The renewal retreats offer a choice of accommodations and the option of either two or four hours of Karma Yoga each day. Creek Cabin, where I stayed, is a cozy log cabin by the creek with a lake view and is the perfect place for a reading or writing retreat. Immersed in nature at the foot of the mountains, surrounded by trees and overlooking the lake, it offers nourishment for the soul in simple comfort. Three healthy meals are served each day in the silence of the dining room. After a week in China and listening to continuous translation, I needed hours of silence to rebalance. To eat mindfully in quiet contemplation can be a precious gift of self care and spiritual practice.
Yoga is offered each morning at 6:50 am, and I was grateful there was no pressure for me to attend as I gently adjusted to the time difference and a few long flights. After breakfast the community would gather outside, practice the Divine Mother prayer – a beautiful standing prayer of flowing mudras – review the mornings tasks and then fan out in quiet commitment to the daily running of the ashram.
I felt blessed to be assigned to the garden and embraced the rows of kale in need of weeding!
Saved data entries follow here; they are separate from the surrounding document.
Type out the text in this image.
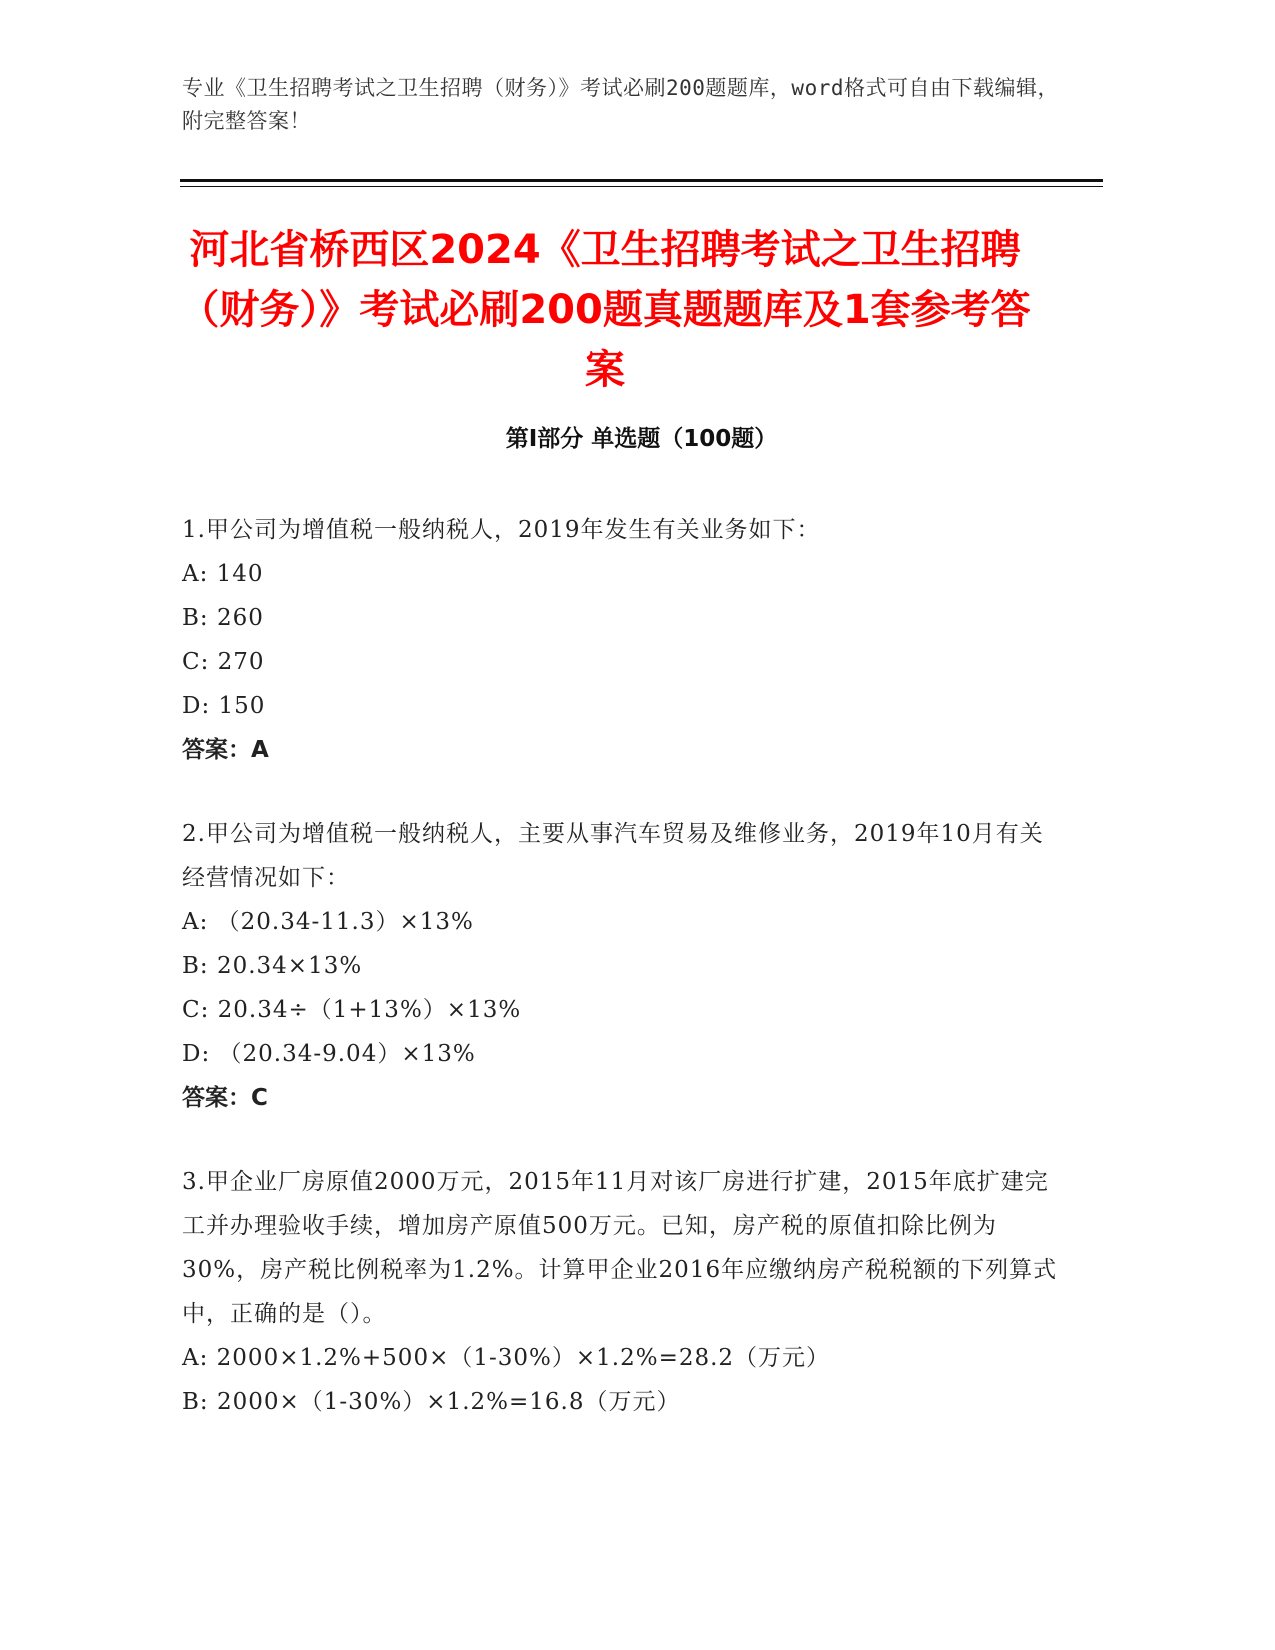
专业《卫生招聘考试之卫生招聘（财务）》考试必刷200题题库，word格式可自由下载编辑，附完整答案！
河北省桥西区2024《卫生招聘考试之卫生招聘（财务）》考试必刷200题真题题库及1套参考答案
第Ⅰ部分 单选题（100题）
1.甲公司为增值税一般纳税人，2019年发生有关业务如下：
A: 140
B: 260
C: 270
D: 150
答案：A
2.甲公司为增值税一般纳税人，主要从事汽车贸易及维修业务，2019年10月有关经营情况如下：
A: （20.34-11.3）×13%
B: 20.34×13%
C: 20.34÷（1+13%）×13%
D: （20.34-9.04）×13%
答案：C
3.甲企业厂房原值2000万元，2015年11月对该厂房进行扩建，2015年底扩建完工并办理验收手续，增加房产原值500万元。已知，房产税的原值扣除比例为30%，房产税比例税率为1.2%。计算甲企业2016年应缴纳房产税税额的下列算式中，正确的是（）。
A: 2000×1.2%+500×（1-30%）×1.2%=28.2（万元）
B: 2000×（1-30%）×1.2%=16.8（万元）
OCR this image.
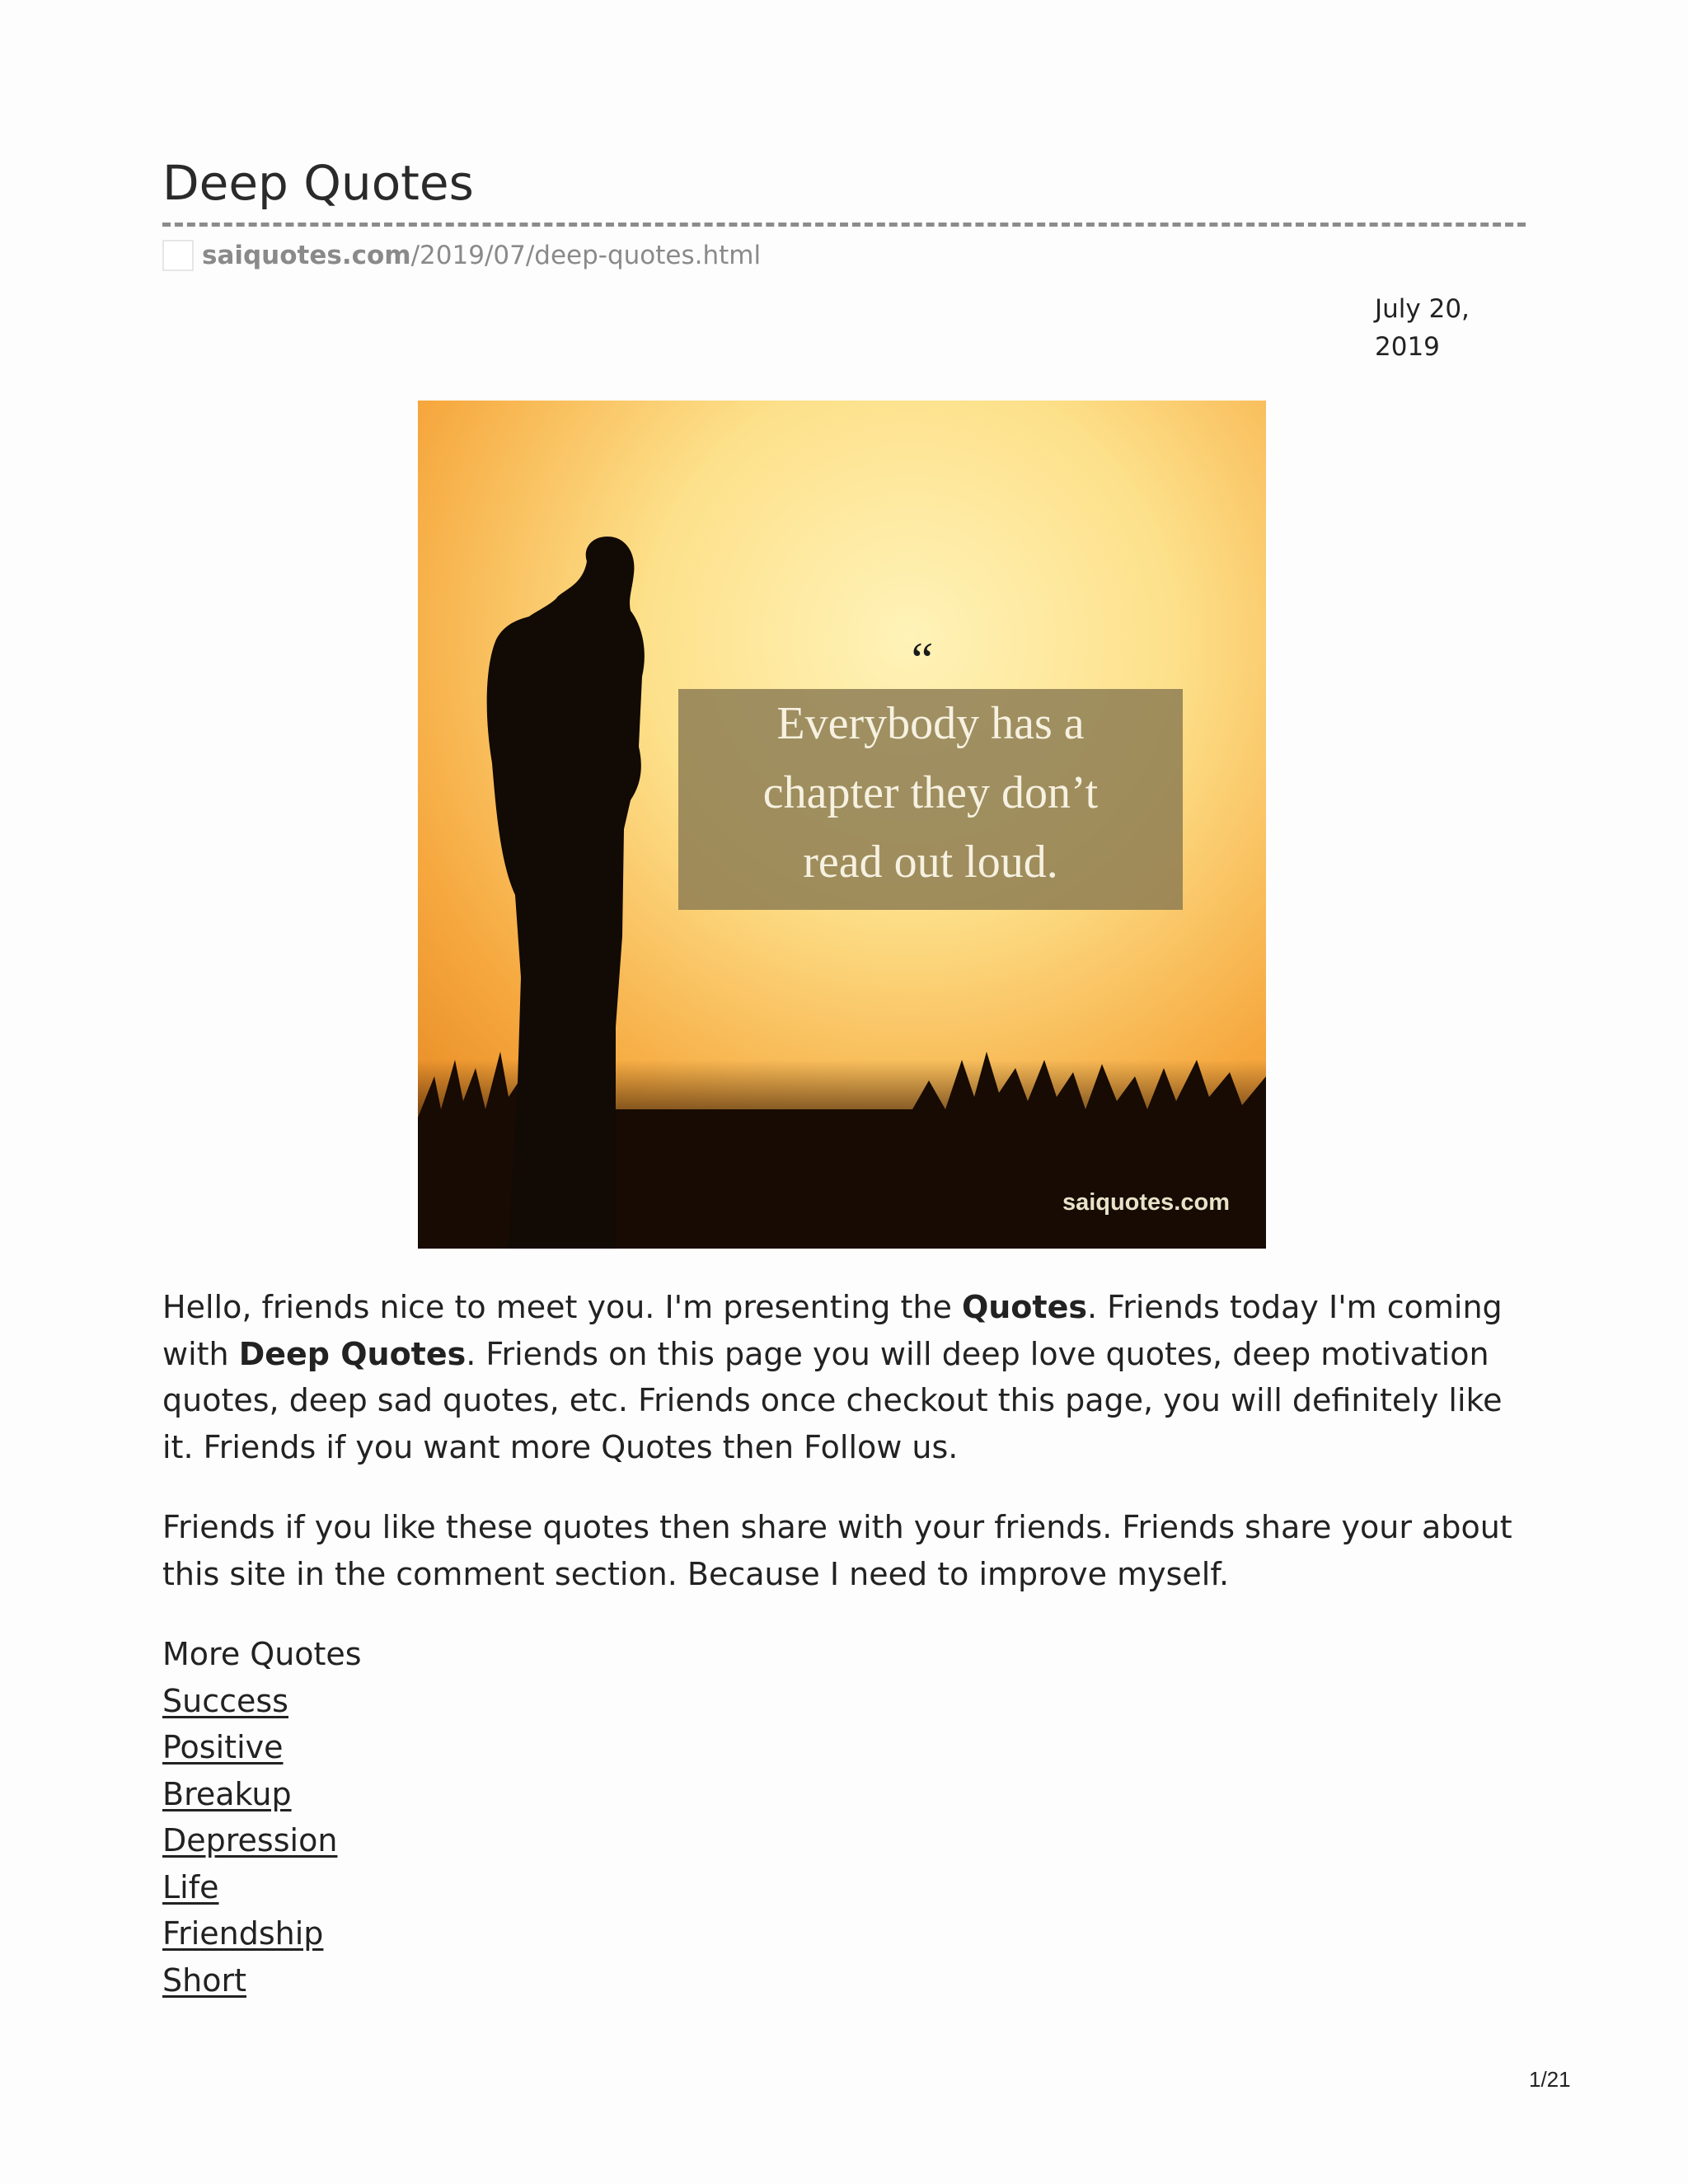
Deep Quotes
saiquotes.com /2019/07/deep-quotes.html
July 20,
2019
“
Everybody has a
chapter they don’t
read out loud.
saiquotes.com

Hello, friends nice to meet you. I'm presenting the Quotes. Friends today I'm coming with Deep Quotes. Friends on this page you will deep love quotes, deep motivation quotes, deep sad quotes, etc. Friends once checkout this page, you will definitely like it. Friends if you want more Quotes then Follow us.

Friends if you like these quotes then share with your friends. Friends share your about this site in the comment section. Because I need to improve myself.

More Quotes
Success
Positive
Breakup
Depression
Life
Friendship
Short
1/21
For the duration of my stay the kale patch become my little area of stewardship, simultaneously weeding the inner garden, creating more space for the plant/soul to grow into fullness. The rest of the day was then free for personal projects or practice, reading, contemplating, sitting on the beach or in one of the prayer rooms.
After dinner the community gathers for evening satsang in the Temple of Light. An architectural masterpiece that would be at home in Barcelona or Bilbao, the Temple was completed just over a year ago to replace the original temple that was sadly destroyed by fire in 2014. The sacred space is dedicated to the Light within each one of us, and every day we practiced the Divine Light Invocation, chanted kirtan, shared daily reflections on life and sat in silent prayer.
After years as a resident co-worker in the Findhorn Foundation in Scotland I felt a deep resonance with the Network of Light as described by our founders – the linking up of centers around the world dedicated to transforming ourselves to transform the world. Arriving at Kashi Ashram in Florida last December, it felt only natural to discover Kashi means ‘City of Light’. Several months later Yasodhara seemed to complete the trinity with the Temple of Light.